发令、入水、角逐……竞争激烈得令人窒息。周予安始终保持在第一集团,但优势并不明显。最后一个转身,进入自由泳,他再次展现出后程加速的恐怖能力,从第三追到第二,与领先的选手几乎齐头并进。最后的触壁,肉眼难以分辨。
短暂的等待后,成绩打出——第二名,银牌。再次刷新亚洲纪录。
休息室里响起掌声和赞叹。林见清没有动,他只是紧紧盯着屏幕上那个从水中抬起头,看向成绩,然后用力挥动拳头,笑着与邻道选手握手的周予安。汗水、池水,还有可能掺杂的一点点别的什么,从他脸上滑落。但他笑得无比明亮,对着镜头,再次比出了那个“V”字手势,这次,是两根手指,坚定地指向自己的太阳穴,然后,指向镜头,仿佛能穿透屏幕,指向某个特定的方向。
林见清知道,那个手势,有一半是给自己的。
他拿起手机,发了两个字过去:“厉害。”
领奖仪式后不久,周予安的电话来了,背景嘈杂,但他的声音清晰有力,带着释然和巨大的满足:“林见清!我做到了!奥运银牌!”
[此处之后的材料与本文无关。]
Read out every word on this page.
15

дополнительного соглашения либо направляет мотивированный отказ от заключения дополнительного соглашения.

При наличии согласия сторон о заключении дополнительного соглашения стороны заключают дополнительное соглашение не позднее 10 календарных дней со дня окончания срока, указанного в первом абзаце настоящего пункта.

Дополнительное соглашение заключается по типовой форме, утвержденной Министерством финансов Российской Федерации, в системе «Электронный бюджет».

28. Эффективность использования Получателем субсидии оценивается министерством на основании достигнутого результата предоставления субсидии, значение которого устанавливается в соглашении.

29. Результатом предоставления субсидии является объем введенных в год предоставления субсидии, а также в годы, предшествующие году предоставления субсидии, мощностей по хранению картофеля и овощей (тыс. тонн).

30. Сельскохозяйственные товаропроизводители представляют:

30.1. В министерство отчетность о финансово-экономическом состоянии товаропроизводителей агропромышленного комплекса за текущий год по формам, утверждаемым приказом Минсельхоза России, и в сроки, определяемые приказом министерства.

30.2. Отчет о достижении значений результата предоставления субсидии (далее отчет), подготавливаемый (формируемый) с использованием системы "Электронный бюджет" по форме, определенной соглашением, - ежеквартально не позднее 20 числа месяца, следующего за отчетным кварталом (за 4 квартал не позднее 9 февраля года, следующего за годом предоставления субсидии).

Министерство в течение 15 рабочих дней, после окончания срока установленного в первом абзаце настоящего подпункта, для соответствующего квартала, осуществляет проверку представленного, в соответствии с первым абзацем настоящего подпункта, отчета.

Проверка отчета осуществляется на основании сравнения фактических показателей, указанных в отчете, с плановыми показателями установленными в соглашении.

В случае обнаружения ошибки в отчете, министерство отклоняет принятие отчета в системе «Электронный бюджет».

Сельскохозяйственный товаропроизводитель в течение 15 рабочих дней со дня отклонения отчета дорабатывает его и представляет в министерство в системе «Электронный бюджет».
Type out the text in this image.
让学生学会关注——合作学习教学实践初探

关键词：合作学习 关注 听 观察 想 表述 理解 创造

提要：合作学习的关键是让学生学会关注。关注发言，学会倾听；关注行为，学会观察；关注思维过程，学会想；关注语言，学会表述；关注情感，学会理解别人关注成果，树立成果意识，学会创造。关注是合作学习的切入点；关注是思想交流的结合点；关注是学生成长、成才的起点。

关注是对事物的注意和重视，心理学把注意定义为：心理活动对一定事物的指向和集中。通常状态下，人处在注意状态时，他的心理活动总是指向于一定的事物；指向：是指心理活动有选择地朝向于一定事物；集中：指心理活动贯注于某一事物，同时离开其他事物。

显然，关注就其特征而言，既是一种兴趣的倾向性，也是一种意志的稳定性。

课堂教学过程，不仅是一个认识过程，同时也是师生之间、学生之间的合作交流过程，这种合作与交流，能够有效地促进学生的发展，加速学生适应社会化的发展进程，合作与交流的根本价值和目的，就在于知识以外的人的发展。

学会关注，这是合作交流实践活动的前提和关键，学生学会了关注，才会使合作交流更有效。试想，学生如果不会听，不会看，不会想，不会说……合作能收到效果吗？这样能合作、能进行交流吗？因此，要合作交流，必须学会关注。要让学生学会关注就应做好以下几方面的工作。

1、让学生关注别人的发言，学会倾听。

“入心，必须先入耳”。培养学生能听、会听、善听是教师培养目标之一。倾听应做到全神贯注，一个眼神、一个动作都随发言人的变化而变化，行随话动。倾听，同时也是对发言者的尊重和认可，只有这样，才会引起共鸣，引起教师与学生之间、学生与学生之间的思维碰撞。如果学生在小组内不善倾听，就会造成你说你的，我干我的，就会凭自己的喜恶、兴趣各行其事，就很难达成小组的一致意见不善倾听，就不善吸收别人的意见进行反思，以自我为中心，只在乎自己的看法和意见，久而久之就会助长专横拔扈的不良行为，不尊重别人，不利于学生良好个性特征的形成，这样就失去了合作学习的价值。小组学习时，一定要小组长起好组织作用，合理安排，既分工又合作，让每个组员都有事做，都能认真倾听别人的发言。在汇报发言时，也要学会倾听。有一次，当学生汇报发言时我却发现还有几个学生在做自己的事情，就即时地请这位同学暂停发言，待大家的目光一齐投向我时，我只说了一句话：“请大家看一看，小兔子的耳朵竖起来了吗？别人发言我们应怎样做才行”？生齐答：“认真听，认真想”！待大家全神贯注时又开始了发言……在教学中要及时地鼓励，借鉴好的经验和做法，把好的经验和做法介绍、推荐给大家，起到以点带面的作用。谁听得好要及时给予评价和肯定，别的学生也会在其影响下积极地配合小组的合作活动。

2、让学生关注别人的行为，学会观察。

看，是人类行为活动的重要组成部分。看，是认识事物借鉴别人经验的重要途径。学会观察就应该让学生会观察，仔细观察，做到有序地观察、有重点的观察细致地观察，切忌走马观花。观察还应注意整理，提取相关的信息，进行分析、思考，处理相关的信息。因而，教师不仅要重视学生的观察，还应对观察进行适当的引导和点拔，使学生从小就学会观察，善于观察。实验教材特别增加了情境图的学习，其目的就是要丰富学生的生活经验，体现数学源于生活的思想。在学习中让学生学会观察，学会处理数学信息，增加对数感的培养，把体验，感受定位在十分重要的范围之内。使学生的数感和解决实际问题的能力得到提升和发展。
“嗯,看到了。非常出色。”林见清走到窗边,看着巴黎璀璨的夜景。
“可惜,还是差一点点……就一点点。”周予安的声音低了一瞬,随即又高昂起来,“不过,这感觉真不赖!站在奥运领奖台上……下次,下次我一定摸到最高的那层!”
“我相信。”林见清的声音很平静,却重如承诺。
“你呢?在左岸搞研究,有没有被巴黎的浪漫冲昏头脑?”周予安调侃道。
“数据不会因为巴黎就变得浪漫。”林见清一本正经地回答,然后顿了顿,“不过……埃菲尔铁塔的灯光秀,从数学上看,闪烁序列倒是很有规律。”
周予安在电话那头哈哈大笑。
几天后,周予安随队回国前,有了半天的空闲。他们没有去游客如织的景点,而是在塞纳河畔随意走着。一个穿着简单的T恤短裤,身上还带着运动员特有的阳光和水汽;一个穿着熨帖的衬衫长裤,气质沉静,与周遭的喧闹保持着微妙的距离。他们并肩坐在河堤上,看着游船缓缓驶过。
“接下来什么打算?”林见清问。奥运周期结束,运动员往往会面临调整。
“休整一下,但不会停。状态还在,还想再拼一个周期。而且,这次输了0.2秒,我不服。”周予安眯着眼,看着河面的波光,“你呢?博士毕业了,要留校?还是去别的研究所?”
“有几个邀请,包括国外的。还没完全决定。”林见清看着远处圣母院的剪影,“但研究的方向,越来越清晰了。那个‘共振’背后,可能藏着更大的图景。”
“那就去做!”周予安毫不犹豫地说,转过头看他,笑容在巴黎的阳光下晃眼,“就像你当年支持我去B市一样。林见清,去你能游得最快、潜得最深的那片‘海’。我就在我的泳道里,看着你,也追着我自己的浪头。”
他们不再说话,只是安静地坐着。塞纳河的微风吹拂,带着水汽和城市的气息。左边是古老的学术殿堂,右边是激烈的竞技赛场;一个在微观粒子的世界构建宇宙的模型,一个在五十米长的泳池里挑战人类的极限。他们的世界看似平行,永无交集。
但只有他们自己知道,在无数个挑灯夜战的晚上,在无数个筋疲力尽的训练后,是对方的存在,像一颗遥远的恒星,提供着引力和坐标,让他们在各自孤独而艰难的航程中,永不迷失。
奥运的喧嚣渐渐远去,未来的道路在脚下延伸。不同的轨道,同样的远方。他们的故事,从未因距离而中断,反而在每一次跨越山海的共振中,写下新的篇章。